Alex : « L'art que le profane apprécie est vulgarisé. Dans un monde où la culture visuelle est vulgarisée, où l'on tombe sur des panneaux publicitaires à chaque coin de rue, où l'esthétique est souvent grossière, tape-à-l'œil, les subtilités de quelque chose qui relève de la peinture abstraite sont assez difficiles à transmettre. C'est un goût qui s'acquiert – l'homme a la chance de faire des distinctions là où les distinctions méritent d'être faites, et les distinctions devraient être faites selon la tendance traditionnelle qu'ont les artistes de se considérer eux-mêmes ; c'est ce qui devrait être fait, vraiment. »

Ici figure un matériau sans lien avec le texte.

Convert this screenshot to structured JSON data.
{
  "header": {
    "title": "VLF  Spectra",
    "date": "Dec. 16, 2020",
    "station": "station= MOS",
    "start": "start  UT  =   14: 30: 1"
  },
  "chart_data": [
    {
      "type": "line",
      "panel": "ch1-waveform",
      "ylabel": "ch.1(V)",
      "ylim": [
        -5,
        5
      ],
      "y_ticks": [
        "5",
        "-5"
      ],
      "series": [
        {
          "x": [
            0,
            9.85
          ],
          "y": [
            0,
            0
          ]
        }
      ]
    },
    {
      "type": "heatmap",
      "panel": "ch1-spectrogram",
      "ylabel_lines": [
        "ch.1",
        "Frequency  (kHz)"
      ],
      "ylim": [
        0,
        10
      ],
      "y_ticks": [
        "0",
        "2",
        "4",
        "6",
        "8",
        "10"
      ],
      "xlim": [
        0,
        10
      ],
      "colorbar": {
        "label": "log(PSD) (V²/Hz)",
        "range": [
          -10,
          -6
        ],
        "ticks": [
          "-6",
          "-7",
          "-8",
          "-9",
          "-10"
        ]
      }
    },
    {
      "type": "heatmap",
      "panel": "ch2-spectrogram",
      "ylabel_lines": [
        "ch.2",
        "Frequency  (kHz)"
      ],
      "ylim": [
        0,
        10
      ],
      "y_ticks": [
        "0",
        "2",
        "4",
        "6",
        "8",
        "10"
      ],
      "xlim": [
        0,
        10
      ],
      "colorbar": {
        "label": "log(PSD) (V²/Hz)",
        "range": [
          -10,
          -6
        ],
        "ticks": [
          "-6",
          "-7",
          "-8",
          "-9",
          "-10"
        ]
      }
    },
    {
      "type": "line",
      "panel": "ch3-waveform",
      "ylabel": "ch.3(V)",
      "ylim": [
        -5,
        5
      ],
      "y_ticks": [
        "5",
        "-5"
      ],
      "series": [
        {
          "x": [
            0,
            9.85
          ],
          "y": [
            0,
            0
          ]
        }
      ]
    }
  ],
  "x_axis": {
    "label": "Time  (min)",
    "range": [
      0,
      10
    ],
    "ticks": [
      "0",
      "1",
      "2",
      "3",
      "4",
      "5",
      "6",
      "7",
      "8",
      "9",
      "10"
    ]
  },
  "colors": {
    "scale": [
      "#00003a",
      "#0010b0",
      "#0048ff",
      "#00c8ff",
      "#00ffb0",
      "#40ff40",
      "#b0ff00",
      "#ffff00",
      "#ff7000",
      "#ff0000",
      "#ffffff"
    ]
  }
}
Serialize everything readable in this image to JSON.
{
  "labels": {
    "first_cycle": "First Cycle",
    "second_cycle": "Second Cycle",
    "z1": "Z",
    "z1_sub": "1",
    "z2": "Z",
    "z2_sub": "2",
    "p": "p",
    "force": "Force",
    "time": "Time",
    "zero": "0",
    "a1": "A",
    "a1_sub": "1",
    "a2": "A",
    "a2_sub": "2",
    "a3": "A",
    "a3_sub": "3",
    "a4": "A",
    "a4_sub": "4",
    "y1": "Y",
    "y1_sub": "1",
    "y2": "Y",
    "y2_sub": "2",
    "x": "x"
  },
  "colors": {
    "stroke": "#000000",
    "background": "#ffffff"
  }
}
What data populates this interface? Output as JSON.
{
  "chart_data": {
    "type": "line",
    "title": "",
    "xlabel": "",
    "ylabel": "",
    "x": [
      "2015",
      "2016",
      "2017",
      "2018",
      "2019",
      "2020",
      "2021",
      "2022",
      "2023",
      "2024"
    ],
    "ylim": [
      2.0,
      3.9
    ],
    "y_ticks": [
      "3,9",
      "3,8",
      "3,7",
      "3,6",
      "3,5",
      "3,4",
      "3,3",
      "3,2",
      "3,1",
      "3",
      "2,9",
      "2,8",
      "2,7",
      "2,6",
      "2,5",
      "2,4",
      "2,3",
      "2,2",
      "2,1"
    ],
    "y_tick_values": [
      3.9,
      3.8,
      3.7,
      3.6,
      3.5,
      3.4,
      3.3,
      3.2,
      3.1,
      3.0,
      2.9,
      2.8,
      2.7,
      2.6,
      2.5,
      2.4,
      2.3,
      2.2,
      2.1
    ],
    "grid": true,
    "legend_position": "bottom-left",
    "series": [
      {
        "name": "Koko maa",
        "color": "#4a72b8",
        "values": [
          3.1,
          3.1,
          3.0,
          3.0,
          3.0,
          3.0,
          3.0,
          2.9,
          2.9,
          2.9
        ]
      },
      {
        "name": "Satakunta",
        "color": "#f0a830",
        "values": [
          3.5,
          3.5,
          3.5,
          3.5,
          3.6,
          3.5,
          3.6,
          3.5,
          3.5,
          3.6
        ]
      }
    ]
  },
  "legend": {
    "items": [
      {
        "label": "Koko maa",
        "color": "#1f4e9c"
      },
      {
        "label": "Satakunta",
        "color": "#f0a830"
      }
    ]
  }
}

Glen : Je viens de lire ça 30 fois à la suite et je n'ai toujours aucune idée de ce que ça peut bien vouloir dire. Je ne sais pas trop quoi répondre. Je ne sais même pas si tu sais vraiment de quoi tu parles, dude.

La conclusion de tout ça, c'est que l'art, représenté ici par notre cher Alex, n'a pu se défendre lui-même. Aussi, j'ai un putain de mal de tête après avoir retranscris notre conversation. Idéalement, je pense que tout le monde devrait s'arrêter de parler d'art ou plutôt arrêter de m'en parler. Si vous voulez aller voir ces trucs, allez-y. Si vous pensez qu'une pile de vases en papier-mâché est visuellement plus intéressante que le dernier Fast and Furious, très bien, mais merci, inutile de me tenir au courant.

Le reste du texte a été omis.